While billionaire Donald Trump is a reality TV star known for making headlines with his outspoken antics, there’s also a “political brilliance” fueling his meteoric rise in the Republican presidential race, Fox News anchor Bret Baier said Tuesday on “The Laura Ingraham Show.”

“His biggest applause line always is when he says he’s self-funding, and he’s out of the clutches and the grasp of these lobbyists that control decision-making in Washington. He taps into both parties’ angst about money in politics and how much their losing their say because big money has control over some of these politicians,” Baier said. “There is an entertainment side to Donald Trump, but there is a political brilliance side to Donald Trump that I think more and more people are realizing.”

And if one of the other candidates is going to make a real move, he or she will have to steal a page from The Donald’s playbook, he said. “If it’s not going to be Trump, the person who is going to be the nominee is going to have to tap into the same thing Trump is tapping into.”

As the CNN panelists who will fire questions at Republican presidential candidates Wednesday night are putting the final touches on their queries, Baier, who helped moderate the first debate, offered his predictions for how the night might go.

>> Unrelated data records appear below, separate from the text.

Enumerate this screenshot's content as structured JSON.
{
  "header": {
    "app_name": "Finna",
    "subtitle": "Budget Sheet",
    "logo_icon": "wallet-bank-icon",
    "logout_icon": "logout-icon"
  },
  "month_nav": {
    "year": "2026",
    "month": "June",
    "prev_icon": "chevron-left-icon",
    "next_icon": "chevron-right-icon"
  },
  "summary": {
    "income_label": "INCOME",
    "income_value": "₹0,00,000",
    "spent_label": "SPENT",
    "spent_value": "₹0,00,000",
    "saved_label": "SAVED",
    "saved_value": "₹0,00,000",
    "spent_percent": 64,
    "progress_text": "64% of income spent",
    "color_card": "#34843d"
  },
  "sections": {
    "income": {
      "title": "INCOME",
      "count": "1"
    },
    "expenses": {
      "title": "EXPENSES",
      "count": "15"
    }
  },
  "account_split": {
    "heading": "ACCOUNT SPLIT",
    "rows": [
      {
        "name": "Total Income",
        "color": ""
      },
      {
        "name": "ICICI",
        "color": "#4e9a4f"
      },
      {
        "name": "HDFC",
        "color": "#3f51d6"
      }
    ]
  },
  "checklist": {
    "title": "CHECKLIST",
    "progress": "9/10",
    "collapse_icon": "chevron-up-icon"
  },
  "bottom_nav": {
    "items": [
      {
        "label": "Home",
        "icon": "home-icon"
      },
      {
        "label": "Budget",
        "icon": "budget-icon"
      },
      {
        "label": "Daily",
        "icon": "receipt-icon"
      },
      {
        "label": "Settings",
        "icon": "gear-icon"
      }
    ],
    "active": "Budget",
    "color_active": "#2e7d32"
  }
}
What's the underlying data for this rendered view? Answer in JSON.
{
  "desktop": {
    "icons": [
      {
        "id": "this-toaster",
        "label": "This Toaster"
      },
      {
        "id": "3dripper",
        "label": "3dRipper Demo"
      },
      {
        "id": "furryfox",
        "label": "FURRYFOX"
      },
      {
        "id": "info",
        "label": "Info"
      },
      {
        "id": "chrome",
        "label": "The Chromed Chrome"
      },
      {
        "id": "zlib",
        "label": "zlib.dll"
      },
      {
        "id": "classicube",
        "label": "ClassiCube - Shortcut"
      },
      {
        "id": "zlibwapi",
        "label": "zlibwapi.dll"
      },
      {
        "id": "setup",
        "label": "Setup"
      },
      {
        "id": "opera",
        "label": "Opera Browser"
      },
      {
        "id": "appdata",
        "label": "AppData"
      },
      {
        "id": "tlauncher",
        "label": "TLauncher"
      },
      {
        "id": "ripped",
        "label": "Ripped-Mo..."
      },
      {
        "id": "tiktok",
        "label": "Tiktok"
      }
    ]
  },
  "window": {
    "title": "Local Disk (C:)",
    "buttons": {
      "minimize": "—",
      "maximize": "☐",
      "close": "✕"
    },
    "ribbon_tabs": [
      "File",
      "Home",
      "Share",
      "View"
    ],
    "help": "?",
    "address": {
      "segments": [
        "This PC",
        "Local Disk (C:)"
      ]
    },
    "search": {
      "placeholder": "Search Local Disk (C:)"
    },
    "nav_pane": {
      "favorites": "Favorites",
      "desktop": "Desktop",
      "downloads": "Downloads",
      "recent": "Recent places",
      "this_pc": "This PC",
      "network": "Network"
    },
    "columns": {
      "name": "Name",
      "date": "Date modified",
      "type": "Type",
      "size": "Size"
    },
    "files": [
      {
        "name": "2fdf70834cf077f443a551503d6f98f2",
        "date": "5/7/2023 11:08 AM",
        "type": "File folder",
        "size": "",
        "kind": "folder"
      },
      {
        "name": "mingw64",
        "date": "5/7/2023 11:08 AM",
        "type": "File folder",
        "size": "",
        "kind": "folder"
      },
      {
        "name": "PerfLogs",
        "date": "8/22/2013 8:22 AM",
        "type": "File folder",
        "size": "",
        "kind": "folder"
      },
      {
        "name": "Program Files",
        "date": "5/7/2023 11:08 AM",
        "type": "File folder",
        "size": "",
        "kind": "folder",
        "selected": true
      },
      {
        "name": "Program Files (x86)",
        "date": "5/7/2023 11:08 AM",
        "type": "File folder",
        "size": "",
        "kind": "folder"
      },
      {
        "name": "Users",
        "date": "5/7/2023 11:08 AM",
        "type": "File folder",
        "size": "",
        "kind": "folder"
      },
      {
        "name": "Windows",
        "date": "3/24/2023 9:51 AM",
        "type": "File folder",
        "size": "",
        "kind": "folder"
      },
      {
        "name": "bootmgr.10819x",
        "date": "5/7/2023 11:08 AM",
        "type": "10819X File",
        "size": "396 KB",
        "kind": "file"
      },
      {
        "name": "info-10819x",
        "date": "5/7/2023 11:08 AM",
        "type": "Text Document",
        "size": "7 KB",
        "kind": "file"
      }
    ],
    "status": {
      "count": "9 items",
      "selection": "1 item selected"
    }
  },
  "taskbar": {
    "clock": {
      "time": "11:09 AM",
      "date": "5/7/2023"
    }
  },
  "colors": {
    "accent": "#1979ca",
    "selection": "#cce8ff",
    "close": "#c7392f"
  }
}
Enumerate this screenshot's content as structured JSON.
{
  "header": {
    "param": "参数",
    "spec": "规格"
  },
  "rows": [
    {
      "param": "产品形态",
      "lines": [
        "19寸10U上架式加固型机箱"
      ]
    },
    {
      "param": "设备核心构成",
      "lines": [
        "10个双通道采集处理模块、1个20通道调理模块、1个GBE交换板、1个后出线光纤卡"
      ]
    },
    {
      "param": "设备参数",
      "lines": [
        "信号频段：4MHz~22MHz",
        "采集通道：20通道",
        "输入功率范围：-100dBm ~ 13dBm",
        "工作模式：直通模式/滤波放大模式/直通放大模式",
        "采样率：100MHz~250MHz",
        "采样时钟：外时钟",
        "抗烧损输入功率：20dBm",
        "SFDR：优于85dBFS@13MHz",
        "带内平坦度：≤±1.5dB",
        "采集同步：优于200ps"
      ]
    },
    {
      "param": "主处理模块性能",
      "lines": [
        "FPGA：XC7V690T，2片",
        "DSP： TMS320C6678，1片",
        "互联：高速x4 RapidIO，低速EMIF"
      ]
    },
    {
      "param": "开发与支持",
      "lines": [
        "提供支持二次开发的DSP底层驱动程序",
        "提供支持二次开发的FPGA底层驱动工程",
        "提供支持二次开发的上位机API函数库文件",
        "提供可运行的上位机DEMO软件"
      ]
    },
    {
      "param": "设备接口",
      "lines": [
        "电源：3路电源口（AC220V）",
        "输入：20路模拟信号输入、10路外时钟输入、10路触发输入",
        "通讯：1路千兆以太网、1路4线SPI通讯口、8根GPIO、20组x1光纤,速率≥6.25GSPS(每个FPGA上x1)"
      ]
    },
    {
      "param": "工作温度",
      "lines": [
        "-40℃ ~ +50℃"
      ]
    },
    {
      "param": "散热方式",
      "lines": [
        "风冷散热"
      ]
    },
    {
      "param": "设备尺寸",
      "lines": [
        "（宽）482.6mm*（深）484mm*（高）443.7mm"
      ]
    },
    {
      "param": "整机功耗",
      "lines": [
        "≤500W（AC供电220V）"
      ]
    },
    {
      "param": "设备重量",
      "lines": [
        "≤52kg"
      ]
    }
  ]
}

“I think they’re going to try to focus on policy,” Baier said, noting that CNN host Jake Tapper and his panel will likely try to get the candidates to move beyond the generalities of their platforms. “It will be interesting to see how Tapper manages to get candidates going after each other … I think people want to hear solutions.”

As always, Donald Trump figures to dominate the attention at the debate. Baier suggested that the days are over when experts write Trump off as a diversion before the real campaign starts.

Baier said it is good for candidates to get “out of their comfort zone” and take their message to audiences who are not used to hearing it.

Referencing Democratic presidential candidate Sen. Bernie Sanders’ appearance at conservative Liberty University on Monday, Baier said it is good for candidates to get “out of their comfort zone” and take their message to audiences who aren’t used to hearing it. He said he has been trying to get Sanders, the Socialist senator from Vermont, to come on his show to debate one of the GOP candidates head to head.

“I think that those kinds of things, that get out of the normal singing to the choir, is really important for big issues,” he said.

Ingraham agreed: “I just think people would eat that up morning, noon and night because of how crowded these debates are.”